Durango est de retour pour une aventure qui sent la poudre et la poussière, cette fois au Mexique. Un otage et un trésor en sont les clés. Un récit classique dans la tradition du western spaghetti. Il n’y a pas que le soleil qui est de plomb...

Yves Swolfs a assuré texte et dessin d’une douzaine d’albums de Durango, telle l’épique trilogie Amos/Sierra sauvage/Le destin d’un desperado. Avant de passer le crayon à Thierry Girod puis à Iko, se consacrant au seul scénario de la série.

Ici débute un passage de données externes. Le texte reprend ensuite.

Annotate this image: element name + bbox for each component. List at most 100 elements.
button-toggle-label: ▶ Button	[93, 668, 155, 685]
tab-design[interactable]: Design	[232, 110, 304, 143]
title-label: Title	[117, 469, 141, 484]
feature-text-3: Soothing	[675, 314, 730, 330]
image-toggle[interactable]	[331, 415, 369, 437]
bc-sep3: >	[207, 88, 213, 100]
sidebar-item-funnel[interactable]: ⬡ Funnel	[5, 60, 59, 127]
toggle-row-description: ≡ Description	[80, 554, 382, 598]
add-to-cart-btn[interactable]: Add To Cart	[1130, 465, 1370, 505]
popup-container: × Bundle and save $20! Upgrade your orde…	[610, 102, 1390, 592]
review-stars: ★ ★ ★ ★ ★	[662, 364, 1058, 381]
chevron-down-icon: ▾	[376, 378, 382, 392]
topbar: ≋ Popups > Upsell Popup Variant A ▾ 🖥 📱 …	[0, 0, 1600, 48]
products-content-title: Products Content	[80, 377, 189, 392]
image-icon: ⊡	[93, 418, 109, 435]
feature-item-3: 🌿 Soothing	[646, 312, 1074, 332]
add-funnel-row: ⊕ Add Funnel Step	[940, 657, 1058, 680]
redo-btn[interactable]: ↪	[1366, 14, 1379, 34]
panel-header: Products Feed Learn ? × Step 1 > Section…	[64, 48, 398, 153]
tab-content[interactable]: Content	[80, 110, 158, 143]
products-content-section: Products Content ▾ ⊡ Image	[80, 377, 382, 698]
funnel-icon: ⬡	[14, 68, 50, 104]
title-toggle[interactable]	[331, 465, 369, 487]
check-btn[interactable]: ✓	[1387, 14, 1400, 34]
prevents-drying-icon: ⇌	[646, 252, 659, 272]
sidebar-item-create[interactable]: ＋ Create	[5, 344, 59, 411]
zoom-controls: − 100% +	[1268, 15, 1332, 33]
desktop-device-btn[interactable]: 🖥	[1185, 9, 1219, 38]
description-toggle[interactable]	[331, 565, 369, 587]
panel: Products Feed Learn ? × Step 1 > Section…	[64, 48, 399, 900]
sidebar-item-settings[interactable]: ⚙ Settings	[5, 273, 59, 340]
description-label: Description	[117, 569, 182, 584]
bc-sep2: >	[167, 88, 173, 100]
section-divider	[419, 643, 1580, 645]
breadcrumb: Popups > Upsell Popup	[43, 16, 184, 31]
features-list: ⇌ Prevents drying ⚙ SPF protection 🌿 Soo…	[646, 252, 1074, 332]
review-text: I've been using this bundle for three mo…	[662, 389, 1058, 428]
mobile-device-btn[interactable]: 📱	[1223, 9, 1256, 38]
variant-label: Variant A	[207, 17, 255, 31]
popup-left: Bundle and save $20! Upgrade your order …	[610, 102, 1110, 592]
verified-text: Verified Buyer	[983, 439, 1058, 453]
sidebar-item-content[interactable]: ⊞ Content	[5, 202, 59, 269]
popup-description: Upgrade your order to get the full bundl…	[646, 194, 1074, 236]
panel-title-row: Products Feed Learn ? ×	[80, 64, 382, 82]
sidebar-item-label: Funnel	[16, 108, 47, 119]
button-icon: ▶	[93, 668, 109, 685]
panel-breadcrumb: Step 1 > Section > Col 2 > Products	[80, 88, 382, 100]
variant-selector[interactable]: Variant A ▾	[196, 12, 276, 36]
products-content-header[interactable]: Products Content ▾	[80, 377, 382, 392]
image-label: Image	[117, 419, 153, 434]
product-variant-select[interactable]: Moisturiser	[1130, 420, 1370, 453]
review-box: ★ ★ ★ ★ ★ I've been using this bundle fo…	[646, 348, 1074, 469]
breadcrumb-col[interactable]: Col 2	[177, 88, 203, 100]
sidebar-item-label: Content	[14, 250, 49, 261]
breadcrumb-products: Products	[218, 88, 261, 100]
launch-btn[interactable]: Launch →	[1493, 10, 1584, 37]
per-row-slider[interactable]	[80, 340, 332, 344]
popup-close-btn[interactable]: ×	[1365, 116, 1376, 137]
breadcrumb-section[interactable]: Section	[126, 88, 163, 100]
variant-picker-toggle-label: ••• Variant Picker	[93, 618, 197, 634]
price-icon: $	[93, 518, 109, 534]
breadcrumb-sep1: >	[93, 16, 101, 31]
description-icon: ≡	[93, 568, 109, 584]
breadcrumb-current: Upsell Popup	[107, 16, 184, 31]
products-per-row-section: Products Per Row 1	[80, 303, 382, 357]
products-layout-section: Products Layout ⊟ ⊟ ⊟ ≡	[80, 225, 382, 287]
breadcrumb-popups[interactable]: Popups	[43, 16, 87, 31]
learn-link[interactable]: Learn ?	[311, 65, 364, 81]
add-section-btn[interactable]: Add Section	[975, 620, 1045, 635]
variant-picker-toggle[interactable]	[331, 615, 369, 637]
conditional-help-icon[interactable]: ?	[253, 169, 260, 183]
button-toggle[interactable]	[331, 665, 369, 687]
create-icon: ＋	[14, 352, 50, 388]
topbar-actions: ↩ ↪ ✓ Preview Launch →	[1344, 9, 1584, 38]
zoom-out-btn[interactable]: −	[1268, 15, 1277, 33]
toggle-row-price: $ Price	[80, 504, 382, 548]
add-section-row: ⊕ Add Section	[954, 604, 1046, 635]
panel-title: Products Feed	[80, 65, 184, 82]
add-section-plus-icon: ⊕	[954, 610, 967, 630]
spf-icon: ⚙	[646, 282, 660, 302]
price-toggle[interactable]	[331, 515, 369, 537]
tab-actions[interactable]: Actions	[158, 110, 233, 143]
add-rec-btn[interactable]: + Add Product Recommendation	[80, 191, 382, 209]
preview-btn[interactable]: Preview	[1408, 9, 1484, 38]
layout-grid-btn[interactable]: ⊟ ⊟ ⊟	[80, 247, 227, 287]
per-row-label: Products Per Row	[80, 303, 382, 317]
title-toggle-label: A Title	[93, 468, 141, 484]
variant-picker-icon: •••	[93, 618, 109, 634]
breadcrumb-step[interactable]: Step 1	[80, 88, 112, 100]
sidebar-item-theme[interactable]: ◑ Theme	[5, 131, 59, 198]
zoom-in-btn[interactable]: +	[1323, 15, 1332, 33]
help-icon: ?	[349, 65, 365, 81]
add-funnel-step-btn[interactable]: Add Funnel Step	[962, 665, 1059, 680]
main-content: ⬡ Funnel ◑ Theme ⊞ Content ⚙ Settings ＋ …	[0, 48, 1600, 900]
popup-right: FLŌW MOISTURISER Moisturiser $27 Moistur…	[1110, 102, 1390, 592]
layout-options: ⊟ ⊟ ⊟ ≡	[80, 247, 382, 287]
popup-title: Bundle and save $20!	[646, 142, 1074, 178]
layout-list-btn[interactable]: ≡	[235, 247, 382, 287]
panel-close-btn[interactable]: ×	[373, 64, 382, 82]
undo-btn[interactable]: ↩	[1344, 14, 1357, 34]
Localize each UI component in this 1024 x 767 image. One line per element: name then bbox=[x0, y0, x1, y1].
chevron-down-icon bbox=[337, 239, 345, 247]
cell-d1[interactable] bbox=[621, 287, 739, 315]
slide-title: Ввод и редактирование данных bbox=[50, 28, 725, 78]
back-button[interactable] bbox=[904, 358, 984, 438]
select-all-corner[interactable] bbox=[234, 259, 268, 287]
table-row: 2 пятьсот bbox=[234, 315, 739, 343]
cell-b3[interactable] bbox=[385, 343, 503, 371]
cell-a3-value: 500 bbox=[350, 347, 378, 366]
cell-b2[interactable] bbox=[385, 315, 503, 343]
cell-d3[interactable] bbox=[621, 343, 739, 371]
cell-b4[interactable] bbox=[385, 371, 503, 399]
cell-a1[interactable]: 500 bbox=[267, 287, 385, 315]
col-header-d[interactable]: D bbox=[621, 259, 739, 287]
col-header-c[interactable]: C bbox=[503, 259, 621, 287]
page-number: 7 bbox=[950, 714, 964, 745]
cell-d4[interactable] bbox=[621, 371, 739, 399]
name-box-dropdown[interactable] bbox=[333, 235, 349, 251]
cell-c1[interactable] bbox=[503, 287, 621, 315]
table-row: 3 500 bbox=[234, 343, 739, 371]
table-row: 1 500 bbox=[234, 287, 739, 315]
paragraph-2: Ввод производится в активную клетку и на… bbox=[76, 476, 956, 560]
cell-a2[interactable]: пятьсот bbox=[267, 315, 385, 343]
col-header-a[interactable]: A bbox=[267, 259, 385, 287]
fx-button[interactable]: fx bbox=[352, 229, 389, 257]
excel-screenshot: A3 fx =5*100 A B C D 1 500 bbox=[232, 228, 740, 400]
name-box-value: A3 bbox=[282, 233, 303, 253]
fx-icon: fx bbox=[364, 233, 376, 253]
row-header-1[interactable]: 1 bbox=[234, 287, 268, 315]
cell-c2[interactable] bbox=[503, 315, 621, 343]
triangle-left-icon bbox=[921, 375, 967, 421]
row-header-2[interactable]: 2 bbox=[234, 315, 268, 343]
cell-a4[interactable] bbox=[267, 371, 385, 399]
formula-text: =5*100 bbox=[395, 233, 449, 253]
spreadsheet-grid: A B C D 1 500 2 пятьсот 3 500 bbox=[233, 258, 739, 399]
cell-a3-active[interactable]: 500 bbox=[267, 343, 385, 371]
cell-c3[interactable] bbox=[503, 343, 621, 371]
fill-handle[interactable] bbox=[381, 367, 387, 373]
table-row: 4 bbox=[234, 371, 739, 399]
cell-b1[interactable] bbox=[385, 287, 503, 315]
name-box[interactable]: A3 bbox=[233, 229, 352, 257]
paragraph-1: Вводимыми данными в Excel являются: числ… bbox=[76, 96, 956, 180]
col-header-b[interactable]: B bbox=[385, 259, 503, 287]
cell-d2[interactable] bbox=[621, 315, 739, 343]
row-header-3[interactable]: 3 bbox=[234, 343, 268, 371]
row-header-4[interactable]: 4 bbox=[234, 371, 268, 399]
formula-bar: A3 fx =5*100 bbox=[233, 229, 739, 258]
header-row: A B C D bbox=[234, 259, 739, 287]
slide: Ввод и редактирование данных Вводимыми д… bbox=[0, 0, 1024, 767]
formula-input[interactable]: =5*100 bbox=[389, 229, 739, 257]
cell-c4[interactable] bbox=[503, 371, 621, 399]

Dans L’otage, début d’un diptyque, Durango croise par hasard la route d’un homme et d’une femme attaqués par une bande de Mexicains que le pistolero élimine avec son efficacité habituelle. Le duo a dû abandonner au Mexique le fils d’un riche propriétaire terrien. Ce dernier charge Durango d’aller récupérer son fiston, parti à la recherche d’un trésor avant de se retrouver otage de bandits mexicains. Notre héros aux yeux verts traverse donc le Rio Grande pour aller payer la rançon. La route est semée d’embûches, mais Durango est un coriace et il sait prendre ses précautions pour défendre sa peau.

Durango Tome18 - L'Otage

Durango Tome18 - L'Otage
© Soleil, éditions 2021

Un trésor au Mexique à l’époque de Juarez, cela fait penser bien sûr à un triptyque de Blueberry, mais la comparaison s’arrête là. Même si une belle fille de saloon, Dixie, est également une des protagonistes clés de l’histoire. Swolfs nous propose dans son scénario un trésor précolombien aux mains des Indiens. Un trésor qui attise bien des convoitises. L’occasion d’un récit à l’ambiance latine où la poudre parle souvent, dans la pure tradition du western spaghetti.

Iko sait dessiner et prend visiblement plaisir à cette ambiance western, notamment dans les scènes d’action. On peut toutefois regretter que ses personnages soient un peu raides. L’encrage très cerné des décors, et desservi par certains choix de mise en couleurs, tend à noyer les personnages. Dommage, parce qu’il y a par exemple un travail intéressant sur les villages mexicains, dont on ressent bien la pauvreté.

On attend donc la suite des pérégrinations mexicaines du pistolero au Mauser. Une BD à lire en écoutant Pour une poignée de dollars, une B.O. de feu Ennio Morricone.